“It is very rare for judges to award counterclaims” to tenants, said Susan Reif of the Georgia Legal Services Program. “What is different about the South Cobb case is the media kind of went in and documented the problems.”
The three apartment complexes are owned by Trinity Parkview, LLC, which represents a group of Canadian investors. The company and one of its partners are facing 84 charges brought by Cobb County over the condition of the buildings, and residents say those violations only cover the exterior. Inside the buildings, some say they live with rats, mold, leaks as well as broken heating and air conditioning.
Monica DeLancy, founder of the We Thrive in Riverside Renters Association, welcomed the judgments, as well as recent changes she hopes will bring relief to tenants. The management’s tone toward tenants has shifted, she said, and the landlords have promised to work with the county and residents.
“I believe that there’s going to be a plan of action in place,” DeLancy said. “The bigger issue is the cost of housing.”
DeLancy also led a group of residents to visit the capitol last week to meet lawmakers about proposed legislation that would make retaliatory evictions illegal.
Moment said if Georgia passes the bill, that would be a “major accomplishment.”
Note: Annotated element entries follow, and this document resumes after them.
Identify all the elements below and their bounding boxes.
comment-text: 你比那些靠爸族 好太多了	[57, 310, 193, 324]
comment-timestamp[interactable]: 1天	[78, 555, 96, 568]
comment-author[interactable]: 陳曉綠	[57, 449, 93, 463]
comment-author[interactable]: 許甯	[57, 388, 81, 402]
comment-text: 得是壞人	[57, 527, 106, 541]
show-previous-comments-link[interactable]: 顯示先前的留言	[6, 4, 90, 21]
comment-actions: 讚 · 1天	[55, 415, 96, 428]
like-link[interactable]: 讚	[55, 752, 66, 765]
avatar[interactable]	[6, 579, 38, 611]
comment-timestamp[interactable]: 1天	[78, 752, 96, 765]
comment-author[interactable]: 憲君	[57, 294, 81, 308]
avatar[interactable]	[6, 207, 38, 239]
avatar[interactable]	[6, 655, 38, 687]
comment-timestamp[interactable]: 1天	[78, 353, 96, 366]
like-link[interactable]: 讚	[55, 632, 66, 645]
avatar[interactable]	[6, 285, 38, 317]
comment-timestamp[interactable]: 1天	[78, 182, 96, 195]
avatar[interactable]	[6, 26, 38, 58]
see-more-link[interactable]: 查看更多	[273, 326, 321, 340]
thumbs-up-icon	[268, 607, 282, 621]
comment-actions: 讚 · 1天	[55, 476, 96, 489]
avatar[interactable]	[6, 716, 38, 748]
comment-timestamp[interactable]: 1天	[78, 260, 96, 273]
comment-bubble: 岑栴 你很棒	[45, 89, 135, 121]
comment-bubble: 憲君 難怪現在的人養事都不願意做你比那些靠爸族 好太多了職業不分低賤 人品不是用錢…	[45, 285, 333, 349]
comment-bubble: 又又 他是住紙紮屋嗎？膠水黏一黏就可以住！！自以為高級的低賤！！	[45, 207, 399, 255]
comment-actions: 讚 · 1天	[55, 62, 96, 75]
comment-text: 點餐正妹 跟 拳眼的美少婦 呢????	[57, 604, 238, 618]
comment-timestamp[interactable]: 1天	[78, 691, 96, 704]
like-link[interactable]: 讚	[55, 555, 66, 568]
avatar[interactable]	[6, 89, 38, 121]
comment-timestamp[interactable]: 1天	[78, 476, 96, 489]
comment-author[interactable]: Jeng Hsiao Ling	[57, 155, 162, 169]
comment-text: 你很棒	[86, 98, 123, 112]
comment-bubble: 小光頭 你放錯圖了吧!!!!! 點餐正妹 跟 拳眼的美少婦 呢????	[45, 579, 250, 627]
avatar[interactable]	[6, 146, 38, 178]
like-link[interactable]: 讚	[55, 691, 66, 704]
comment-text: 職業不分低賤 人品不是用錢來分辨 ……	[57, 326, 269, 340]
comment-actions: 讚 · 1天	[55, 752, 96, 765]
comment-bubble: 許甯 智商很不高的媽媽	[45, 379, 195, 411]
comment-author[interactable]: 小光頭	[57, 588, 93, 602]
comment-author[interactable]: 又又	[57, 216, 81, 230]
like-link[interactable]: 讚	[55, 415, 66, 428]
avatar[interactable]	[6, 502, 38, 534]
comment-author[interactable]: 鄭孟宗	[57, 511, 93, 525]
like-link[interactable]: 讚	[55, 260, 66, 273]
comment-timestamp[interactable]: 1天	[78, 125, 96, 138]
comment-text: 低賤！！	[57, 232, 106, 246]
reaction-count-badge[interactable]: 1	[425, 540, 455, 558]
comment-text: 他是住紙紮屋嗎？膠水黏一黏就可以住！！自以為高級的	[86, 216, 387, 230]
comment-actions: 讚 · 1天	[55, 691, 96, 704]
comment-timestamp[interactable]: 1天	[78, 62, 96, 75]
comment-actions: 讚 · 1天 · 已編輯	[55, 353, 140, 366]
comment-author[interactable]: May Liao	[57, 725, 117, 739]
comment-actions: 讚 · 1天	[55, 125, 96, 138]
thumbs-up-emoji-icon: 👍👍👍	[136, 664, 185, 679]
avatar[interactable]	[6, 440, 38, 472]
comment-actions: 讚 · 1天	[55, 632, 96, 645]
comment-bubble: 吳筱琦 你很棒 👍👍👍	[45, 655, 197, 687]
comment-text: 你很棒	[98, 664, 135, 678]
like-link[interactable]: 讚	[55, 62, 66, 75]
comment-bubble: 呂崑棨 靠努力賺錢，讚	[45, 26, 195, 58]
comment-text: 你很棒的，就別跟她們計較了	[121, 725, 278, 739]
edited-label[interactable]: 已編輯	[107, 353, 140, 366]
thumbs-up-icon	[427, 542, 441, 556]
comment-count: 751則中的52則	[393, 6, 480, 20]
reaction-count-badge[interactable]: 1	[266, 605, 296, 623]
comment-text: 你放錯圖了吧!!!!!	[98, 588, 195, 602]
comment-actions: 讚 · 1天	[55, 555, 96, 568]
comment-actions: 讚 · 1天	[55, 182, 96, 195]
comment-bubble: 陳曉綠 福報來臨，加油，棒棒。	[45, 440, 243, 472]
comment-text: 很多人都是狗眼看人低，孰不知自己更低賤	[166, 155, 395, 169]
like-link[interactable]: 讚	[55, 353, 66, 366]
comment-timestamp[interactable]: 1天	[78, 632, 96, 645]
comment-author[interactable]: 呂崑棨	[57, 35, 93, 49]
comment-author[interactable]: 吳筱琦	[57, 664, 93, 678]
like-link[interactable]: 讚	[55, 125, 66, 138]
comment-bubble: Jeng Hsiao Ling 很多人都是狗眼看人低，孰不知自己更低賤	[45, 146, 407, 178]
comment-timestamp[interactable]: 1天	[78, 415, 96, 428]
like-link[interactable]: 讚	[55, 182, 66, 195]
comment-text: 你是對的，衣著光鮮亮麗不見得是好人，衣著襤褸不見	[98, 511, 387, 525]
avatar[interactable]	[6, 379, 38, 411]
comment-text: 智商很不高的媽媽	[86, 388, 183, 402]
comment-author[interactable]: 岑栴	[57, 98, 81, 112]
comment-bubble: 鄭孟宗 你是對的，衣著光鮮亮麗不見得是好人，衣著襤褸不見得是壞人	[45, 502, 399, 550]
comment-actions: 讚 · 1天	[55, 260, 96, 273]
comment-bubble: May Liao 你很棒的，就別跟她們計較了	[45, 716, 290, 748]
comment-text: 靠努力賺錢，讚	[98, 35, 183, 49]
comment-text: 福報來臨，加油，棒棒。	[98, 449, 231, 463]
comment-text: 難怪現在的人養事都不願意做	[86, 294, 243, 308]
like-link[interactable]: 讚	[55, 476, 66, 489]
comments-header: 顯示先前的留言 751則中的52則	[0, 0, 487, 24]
Although she no longer has to worry about immediate eviction, Moment doesn’t know how she’s going to collect her $15,000. Her daughter, who was awarded $10,000, still has not received any communication from the landlord or their attorney.
Carter Clayton, the attorney for the landlord, did not immediately respond to a request for comment. A hearing in the case against the landlord was scheduled for earlier this month, but the defendants have invoked their right to a trial by jury, a process that could take up to a year.